Theodate Pope Riddle

Theodate Pope Riddle

Induction Category:
Arts & Humanities

Born: 1867

Died: 1946

Inducted: 1994

Town: Farmington

In a field long dominated by men, self-taught Theodate Pope Riddle emerged as an important and influential architect whose designs included the Hill-Stead Museum in Farmington and the college preparatory school Avon Old Farms. Riddle’s architectural designs reflected her progressive philosophy and her legacy as an important architect of the early twentieth century.

Theodate Pope was a strong-willed young woman born into privilege and wealth in Salem, Ohio. She refused to answer to her given name, Effie, and wanted to be an architect, not a debutante. After graduating from Miss Porter’s School in Farmington, Conn., founded in 1847 by Sarah Porter, she spent two years on the Grand Tour of Europe with her parents. Charmed and intrigued by the architectural styles of England, Theodate Pope returned to Connecticut where she restored an 18th-century cottage, which she named “The O’Rourkery” and attached a small house to it. Her experience with the restoration of the house marked the beginning of her career as a practicing architect.

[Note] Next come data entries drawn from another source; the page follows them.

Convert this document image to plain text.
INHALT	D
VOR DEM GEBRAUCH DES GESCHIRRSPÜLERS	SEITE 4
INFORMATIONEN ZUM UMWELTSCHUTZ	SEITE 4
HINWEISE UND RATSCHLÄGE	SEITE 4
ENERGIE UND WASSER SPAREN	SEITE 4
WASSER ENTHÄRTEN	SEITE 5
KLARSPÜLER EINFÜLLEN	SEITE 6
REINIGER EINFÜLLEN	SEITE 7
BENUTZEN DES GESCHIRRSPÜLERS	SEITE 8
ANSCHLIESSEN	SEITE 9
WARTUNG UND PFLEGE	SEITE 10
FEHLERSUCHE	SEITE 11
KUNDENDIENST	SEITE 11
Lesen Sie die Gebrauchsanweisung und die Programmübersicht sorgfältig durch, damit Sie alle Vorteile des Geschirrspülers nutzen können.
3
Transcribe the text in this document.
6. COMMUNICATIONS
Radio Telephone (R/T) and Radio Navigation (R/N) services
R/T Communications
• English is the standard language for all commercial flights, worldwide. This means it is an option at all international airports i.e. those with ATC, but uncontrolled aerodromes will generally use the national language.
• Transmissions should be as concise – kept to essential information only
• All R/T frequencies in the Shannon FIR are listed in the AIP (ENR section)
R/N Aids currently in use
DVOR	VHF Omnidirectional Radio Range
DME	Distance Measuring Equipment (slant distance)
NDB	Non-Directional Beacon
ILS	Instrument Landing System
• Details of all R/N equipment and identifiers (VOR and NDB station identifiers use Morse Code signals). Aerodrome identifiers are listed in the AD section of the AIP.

Pope’s next project was a retirement home for her parents on a 250-acre tract of land near The O’Rourkery. The large clapboard home, now known as the Hill-Stead Museum, was sited on the crest of a hill and featured up-to-date, modern conveniences. The firm of McKim, Mead and White prepared working drawings from her designs, effectively providing her with an apprenticeship in architecture.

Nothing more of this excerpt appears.